Requesting assistance #1185
Description
From @compnerd’s comment in #1184
The project doesn't seem particularly enticing to me - the "rebuilding from the ground up for GPU acceleration through Metal" is a big component of that. If you were designing it for optimization for DCOM+ (DirectX is effective accessed through COM), that might be different. GPU environments are quite fragmented and designing around a particular one is a choice that I do not particularly agree with.
One reason I started this project is I didn’t like that S4TF ran exclusively on CUDA. I planned to bring Metal to it, but I’m open to more platforms. I started trying Swift on Windows, although I couldn't get the REPL to work (even with the workaround @compnerd recently posted). I am interesting in learning DirectX and making a backend for DirectML. I would author it in C++, then bind it to Swift through C at call sites for raw operations.
This also seems very much as other platforms are an afterthought.

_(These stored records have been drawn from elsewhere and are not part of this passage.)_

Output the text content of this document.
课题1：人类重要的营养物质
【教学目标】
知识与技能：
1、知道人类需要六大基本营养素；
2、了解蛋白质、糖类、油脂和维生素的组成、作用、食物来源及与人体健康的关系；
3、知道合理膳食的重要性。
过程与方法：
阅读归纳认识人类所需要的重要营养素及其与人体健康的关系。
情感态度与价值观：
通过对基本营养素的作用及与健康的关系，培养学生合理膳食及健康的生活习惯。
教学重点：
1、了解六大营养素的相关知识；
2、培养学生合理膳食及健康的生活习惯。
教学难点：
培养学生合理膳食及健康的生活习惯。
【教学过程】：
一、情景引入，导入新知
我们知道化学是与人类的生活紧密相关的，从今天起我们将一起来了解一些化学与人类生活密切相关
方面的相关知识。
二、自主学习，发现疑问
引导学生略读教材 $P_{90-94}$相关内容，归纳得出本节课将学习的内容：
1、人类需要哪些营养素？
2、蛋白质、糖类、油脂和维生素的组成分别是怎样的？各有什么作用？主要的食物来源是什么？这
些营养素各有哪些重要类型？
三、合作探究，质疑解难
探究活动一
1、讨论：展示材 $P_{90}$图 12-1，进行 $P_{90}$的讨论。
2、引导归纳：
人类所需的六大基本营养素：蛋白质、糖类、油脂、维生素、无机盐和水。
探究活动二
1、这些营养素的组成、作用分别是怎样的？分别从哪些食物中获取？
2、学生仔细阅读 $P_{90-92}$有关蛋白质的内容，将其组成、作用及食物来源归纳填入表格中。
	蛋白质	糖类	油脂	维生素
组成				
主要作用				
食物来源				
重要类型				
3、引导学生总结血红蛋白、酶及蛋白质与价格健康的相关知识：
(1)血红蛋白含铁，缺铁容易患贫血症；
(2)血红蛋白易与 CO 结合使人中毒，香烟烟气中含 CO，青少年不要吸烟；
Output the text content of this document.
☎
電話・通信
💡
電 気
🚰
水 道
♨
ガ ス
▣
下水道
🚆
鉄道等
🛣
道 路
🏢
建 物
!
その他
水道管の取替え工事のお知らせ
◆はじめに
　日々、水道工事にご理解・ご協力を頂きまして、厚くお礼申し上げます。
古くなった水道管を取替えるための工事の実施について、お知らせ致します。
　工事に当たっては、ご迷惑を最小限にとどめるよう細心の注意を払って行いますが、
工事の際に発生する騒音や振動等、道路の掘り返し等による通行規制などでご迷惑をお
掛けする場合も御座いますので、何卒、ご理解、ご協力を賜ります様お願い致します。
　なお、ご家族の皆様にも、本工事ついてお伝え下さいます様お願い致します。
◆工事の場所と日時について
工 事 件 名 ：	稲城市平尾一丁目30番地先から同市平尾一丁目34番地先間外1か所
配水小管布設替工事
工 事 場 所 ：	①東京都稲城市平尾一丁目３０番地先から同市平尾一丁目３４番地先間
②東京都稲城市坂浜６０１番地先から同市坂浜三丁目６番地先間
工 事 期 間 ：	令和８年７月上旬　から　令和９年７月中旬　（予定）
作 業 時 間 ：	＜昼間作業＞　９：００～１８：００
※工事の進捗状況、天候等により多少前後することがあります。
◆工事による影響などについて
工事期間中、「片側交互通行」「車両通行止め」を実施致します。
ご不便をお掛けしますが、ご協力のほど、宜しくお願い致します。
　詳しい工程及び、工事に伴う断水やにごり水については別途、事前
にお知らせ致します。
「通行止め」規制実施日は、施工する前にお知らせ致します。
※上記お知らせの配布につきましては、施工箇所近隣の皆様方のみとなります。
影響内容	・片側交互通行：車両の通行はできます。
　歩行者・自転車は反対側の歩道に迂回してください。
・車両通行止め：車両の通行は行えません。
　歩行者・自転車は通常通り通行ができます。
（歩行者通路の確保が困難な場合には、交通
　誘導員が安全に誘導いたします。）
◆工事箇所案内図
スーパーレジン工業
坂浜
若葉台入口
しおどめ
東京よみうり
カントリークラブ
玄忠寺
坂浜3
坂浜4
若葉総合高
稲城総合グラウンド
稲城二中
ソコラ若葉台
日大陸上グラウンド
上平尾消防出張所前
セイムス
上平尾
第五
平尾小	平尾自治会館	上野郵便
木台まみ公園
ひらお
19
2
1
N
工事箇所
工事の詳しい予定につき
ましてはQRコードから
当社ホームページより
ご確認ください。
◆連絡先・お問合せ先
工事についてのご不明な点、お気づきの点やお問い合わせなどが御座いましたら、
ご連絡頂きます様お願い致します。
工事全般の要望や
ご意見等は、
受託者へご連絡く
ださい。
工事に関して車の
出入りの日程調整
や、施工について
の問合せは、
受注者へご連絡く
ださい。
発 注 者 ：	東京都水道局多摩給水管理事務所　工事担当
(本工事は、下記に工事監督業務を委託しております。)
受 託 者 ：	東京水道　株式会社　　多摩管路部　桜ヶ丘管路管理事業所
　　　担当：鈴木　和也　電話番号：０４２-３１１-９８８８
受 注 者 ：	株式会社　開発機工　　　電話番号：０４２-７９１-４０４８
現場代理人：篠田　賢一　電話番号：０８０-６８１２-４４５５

The overall structure of S4TF is far better from a design standpoint - it generically solves the problem in software and has abstractions over a compilation pipeline to separate the concern of optimization and device/runtime independence.
I read the research paper on S4TF, and I realized that the eager execution model of TensorFlow was much more achievable than what I had planned for DL4S. I then considered using an industry-standard interface like XLA for interfacing with both the Metal and DirectX backends. That investigation led me to greatly appreciate S4TF’s public API. I would rather reuse the code base of S4TF than overhaul DL4S. I have been changing my mind left and right over the past week, so my decision isn’t concrete.
I am considering forking tensorflow/swift-apis and adding the new backends to that project. In addition, I will add iOS/tvOS support by removing the need for a separate Swift toolchain - one of the major reasons @palle-k made DL4S. Differentiation is disabled in Swift’s release build, but I found a short-term workaround by wrapping the Swift standard library’s differentiation directory in a Swift package. Ideally, S4TF 0.14.0 would still work with tensorflow/swift-models and fastai/swiftai without any modifications to those repos. The contributions would be purely additive.